Even though Brown’s job had come to an end and her financial future looked grim, she pursued an opportunity for additional education through the Lincoln Trail Career Centers. She was excited and eager to become a licensed practical nurse (LPN), but was nervous in the beginning. Brown dropped out of high school at age 17, and she did not consider herself college material.

“I knew that no one was handing out jobs like mine. I knew that I had to go to school to obtain a degree and ensure job security,” said Brown. “I am very thankful for the opportunity that the Dislocated Worker and Trade programs have offered me.”

Brown is currently entering her last semester at Madisonville Community and Technical College. She has maintained a high GPA and has a positive attitude about her future.   

Youth — Maurice Moore
Maurice Moore was a participant in a Workforce Investment Act (WIA) funded youth program called “Yes I Can.”  As a participant in this career exploration program, he was involved in the Information Technology track. He passed the program with ease and obtained all possible certifications.

Moore had a criminal record, but after the “Yes I Can” program, he decided to enter college to pursue a degree in accounting. Last semester, he made a 4.0 and his cumulative GPA is 3.636. He works full-time at Arby’s at night and attends school during the day. Recently, Moore was chosen to participate in a National IT Conference in California. Although he did not place, he was grateful for the experience and was honored to attend. 

Youth — Amanda Chesser
Amanda Chesser enrolled with the WIA program in 2005 as a participant at Springfield LYNC, a work readiness and occupational skills contractor. At the time of enrollment, she was a 21-year-old newlywed with a young child. With a sense of determination, she completed Springfield LYNC and became a certified nursing assistant (CNA).
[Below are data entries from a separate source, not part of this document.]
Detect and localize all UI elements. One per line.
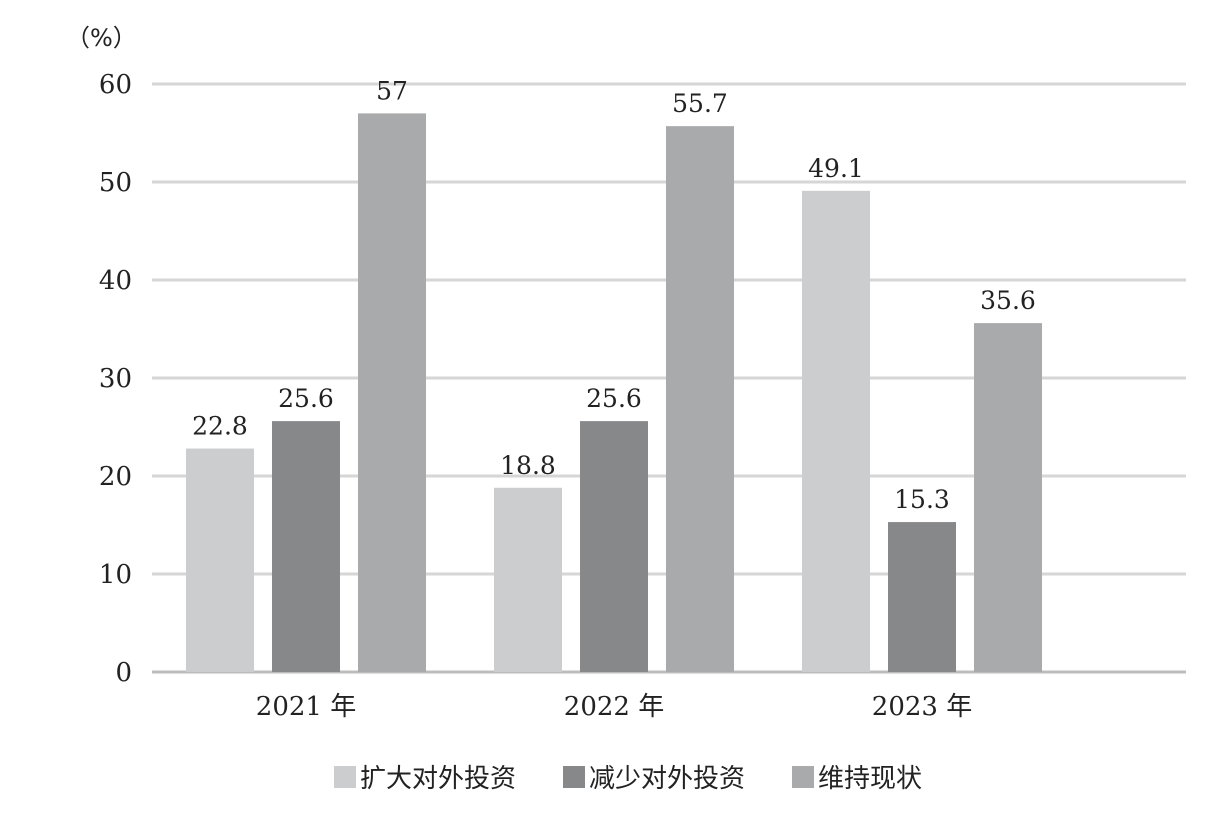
legend-swatch bbox=[792, 766, 814, 788]
bar bbox=[666, 126, 734, 672]
x-category-label: 2022 年 bbox=[564, 692, 664, 722]
data-label: 57 bbox=[376, 76, 408, 105]
data-label: 25.6 bbox=[278, 384, 334, 413]
legend-label: 维持现状 bbox=[818, 764, 922, 794]
y-tick-label: 40 bbox=[99, 266, 132, 296]
x-category-label: 2021 年 bbox=[256, 692, 356, 722]
bar bbox=[358, 113, 426, 672]
legend-label: 扩大对外投资 bbox=[360, 764, 516, 794]
data-label: 25.6 bbox=[586, 384, 642, 413]
y-tick-label: 30 bbox=[99, 364, 132, 394]
data-label: 35.6 bbox=[980, 286, 1036, 315]
bar bbox=[802, 190, 870, 672]
bars bbox=[186, 113, 1042, 672]
bar bbox=[186, 448, 254, 672]
legend-label: 减少对外投资 bbox=[589, 764, 745, 794]
bar bbox=[580, 421, 648, 672]
y-tick-label: 0 bbox=[115, 658, 132, 688]
data-label: 18.8 bbox=[500, 451, 556, 480]
legend-swatch bbox=[563, 766, 585, 788]
bar bbox=[974, 323, 1042, 672]
bar bbox=[494, 487, 562, 672]
y-tick-label: 10 bbox=[99, 560, 132, 590]
x-axis-categories: 2021 年 2022 年 2023 年 bbox=[256, 692, 972, 722]
y-tick-label: 60 bbox=[99, 70, 132, 100]
x-category-label: 2023 年 bbox=[872, 692, 972, 722]
y-axis-unit-label: （%） bbox=[66, 24, 137, 52]
data-labels: 22.8 25.6 57 18.8 25.6 55.7 49.1 15.3 35.6 bbox=[192, 76, 1036, 514]
y-tick-label: 50 bbox=[99, 168, 132, 198]
data-label: 22.8 bbox=[192, 412, 248, 441]
y-axis-ticks: 0 10 20 30 40 50 60 bbox=[99, 70, 132, 688]
legend-swatch bbox=[334, 766, 356, 788]
data-label: 15.3 bbox=[894, 485, 950, 514]
y-tick-label: 20 bbox=[99, 462, 132, 492]
data-label: 55.7 bbox=[672, 89, 728, 118]
bar bbox=[272, 421, 340, 672]
bar bbox=[888, 522, 956, 672]
data-label: 49.1 bbox=[808, 154, 864, 183]
legend: 扩大对外投资 减少对外投资 维持现状 bbox=[334, 764, 922, 794]
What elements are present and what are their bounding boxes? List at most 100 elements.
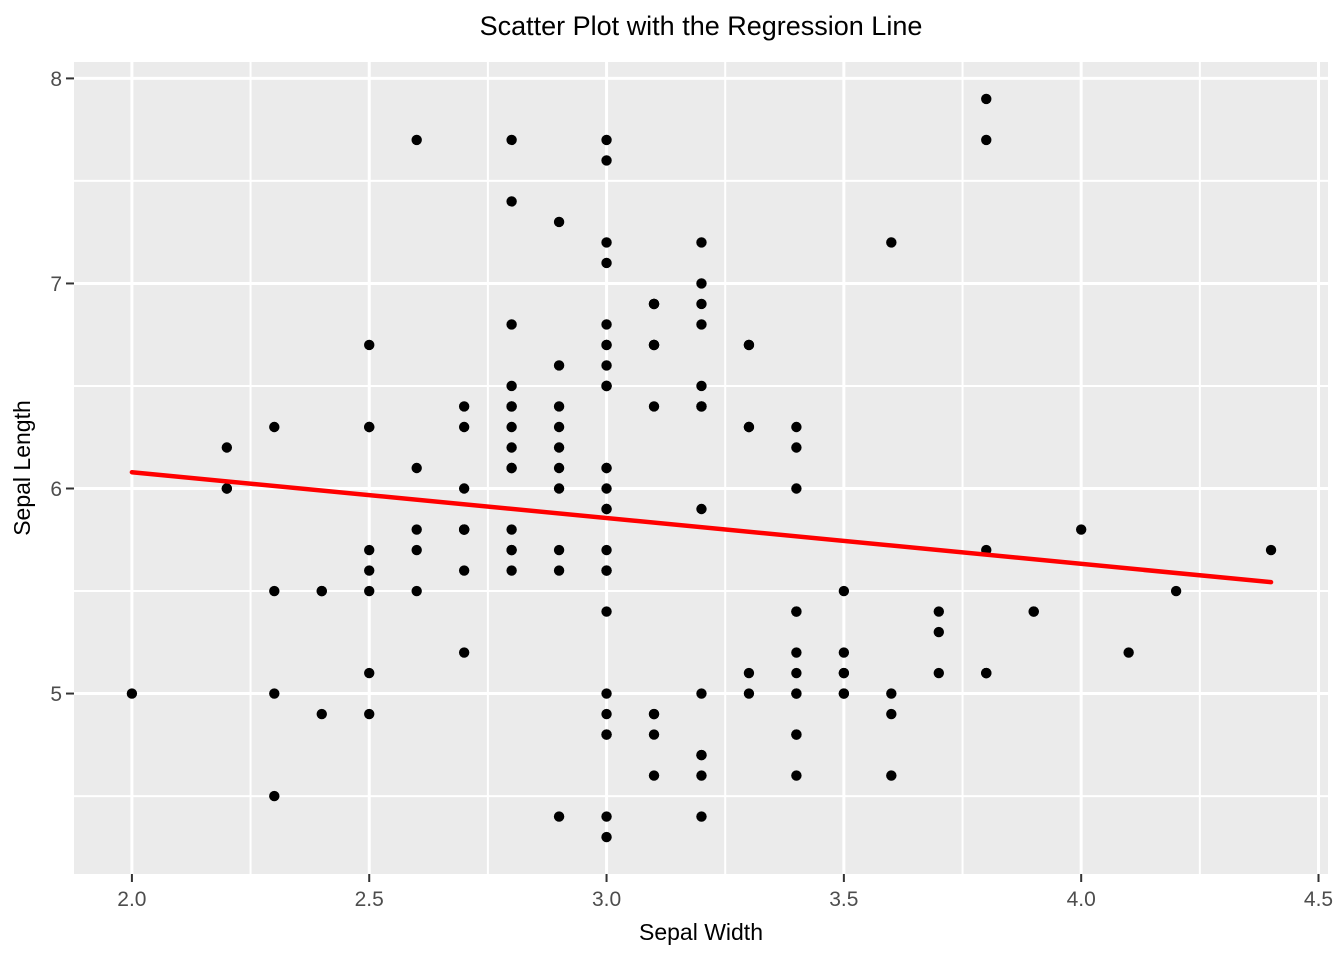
data-point xyxy=(696,278,707,289)
data-point xyxy=(458,483,470,494)
data-point xyxy=(506,565,517,576)
data-point xyxy=(601,729,612,740)
data-point xyxy=(791,770,802,781)
data-point xyxy=(601,360,612,371)
x-tick-label: 4.5 xyxy=(1304,888,1333,911)
data-point xyxy=(601,462,612,474)
data-point xyxy=(791,421,802,433)
data-point xyxy=(838,647,850,658)
data-point xyxy=(601,606,612,617)
regression-line xyxy=(129,469,1274,585)
data-point xyxy=(601,503,612,515)
data-point xyxy=(981,667,992,679)
data-point xyxy=(696,811,707,822)
data-point xyxy=(743,339,755,351)
data-point xyxy=(364,565,375,576)
data-point xyxy=(696,770,707,781)
data-point xyxy=(364,421,375,433)
data-point xyxy=(506,442,517,453)
data-point xyxy=(696,503,707,515)
data-point xyxy=(553,462,565,474)
data-point xyxy=(696,319,707,330)
data-point xyxy=(601,565,612,576)
data-point xyxy=(791,688,802,699)
data-point xyxy=(838,688,850,699)
data-point xyxy=(743,688,755,699)
data-point xyxy=(458,401,470,412)
data-point xyxy=(981,134,992,146)
data-point xyxy=(316,585,327,597)
x-tick-label: 3.0 xyxy=(592,888,621,911)
data-point xyxy=(696,380,707,392)
y-tick-label: 6 xyxy=(50,478,62,501)
data-point xyxy=(601,708,612,720)
data-point xyxy=(791,647,802,658)
data-point xyxy=(506,544,517,556)
data-point xyxy=(221,483,233,494)
data-point xyxy=(506,196,517,207)
data-point xyxy=(601,134,612,146)
data-point xyxy=(601,319,612,330)
data-point xyxy=(933,667,944,679)
data-point xyxy=(648,401,660,412)
data-point xyxy=(601,237,612,248)
data-point xyxy=(791,729,802,740)
x-tick-label: 2.5 xyxy=(355,888,384,911)
data-point xyxy=(1028,606,1039,617)
data-point xyxy=(221,442,233,453)
data-point xyxy=(601,811,612,822)
y-tick-label: 7 xyxy=(50,273,62,296)
data-point xyxy=(838,585,850,597)
y-tick-label: 8 xyxy=(50,68,62,91)
data-point xyxy=(791,483,802,494)
data-point xyxy=(743,667,755,679)
data-point xyxy=(553,544,565,556)
data-point xyxy=(506,462,517,474)
data-point xyxy=(553,442,565,453)
plot-title: Scatter Plot with the Regression Line xyxy=(480,11,923,41)
y-tick-label: 5 xyxy=(50,683,62,706)
data-point xyxy=(696,237,707,248)
data-point xyxy=(316,708,327,720)
data-point xyxy=(506,319,517,330)
data-point xyxy=(601,380,612,392)
x-tick-label: 3.5 xyxy=(829,888,858,911)
data-point xyxy=(648,298,660,310)
data-point xyxy=(696,298,707,310)
data-point xyxy=(458,647,470,658)
data-point xyxy=(933,606,944,617)
data-point xyxy=(364,544,375,556)
data-point xyxy=(601,483,612,494)
data-point xyxy=(1123,647,1134,658)
x-tick-label: 2.0 xyxy=(117,888,146,911)
data-point xyxy=(364,667,375,679)
data-point xyxy=(411,524,422,535)
data-point xyxy=(886,237,897,248)
data-point xyxy=(411,462,422,474)
data-point xyxy=(696,749,707,761)
x-axis-title: Sepal Width xyxy=(639,919,763,945)
data-point xyxy=(648,339,660,351)
data-point xyxy=(458,524,470,535)
data-point xyxy=(364,585,375,597)
data-point xyxy=(458,565,470,576)
data-point xyxy=(1170,585,1182,597)
data-point xyxy=(648,708,660,720)
data-point xyxy=(506,401,517,412)
data-point xyxy=(838,667,850,679)
data-point xyxy=(126,688,138,699)
data-point xyxy=(269,790,280,802)
data-point xyxy=(553,483,565,494)
data-point xyxy=(601,339,612,351)
data-point xyxy=(791,442,802,453)
data-point xyxy=(933,626,944,638)
data-point xyxy=(553,421,565,433)
data-point xyxy=(269,421,280,433)
data-point xyxy=(506,524,517,535)
data-point xyxy=(553,360,565,371)
data-point xyxy=(553,811,565,822)
data-point xyxy=(601,831,612,843)
data-point xyxy=(886,688,897,699)
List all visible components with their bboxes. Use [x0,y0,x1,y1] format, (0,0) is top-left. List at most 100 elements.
Chesser continued with college training at St. Catharine College, pursuing a radiography degree. She was determined to finish her degree despite her responsibilities at home and accessed WIA funds to assist with tuition. Chesser graduated from St. Catharine College in May with a 3.8 GPA. She was involved in the International Honor Society and American Society of Radiologic Technicians and graduated with honors, magna cum laude.

Incumbent Worker Success Story — Legacy Mold and Tool, Inc.
Four years ago, an employee at Legacy Mold and Tool, Inc. in Bardstown, Ky., started taking classes to become a journeyman toolmaker. This small tool and die and welding operation had a total of five employees and needed assistance in funding tuition for the employee and giving him an incentive to stay on track to complete the lengthy training program.
In May 2009, Jason Ballard completed the program through the Kentucky Machining Association (KMA) in Louisville. KMA is a branch of the National Tooling Machine Association (NTMA).  Ballard is now logging work hours to receiving his journeyman’s cards. He is more marketable in the tool and die industry, and Legacy Mold and Tool can provide more efficient, high-quality service for its customers.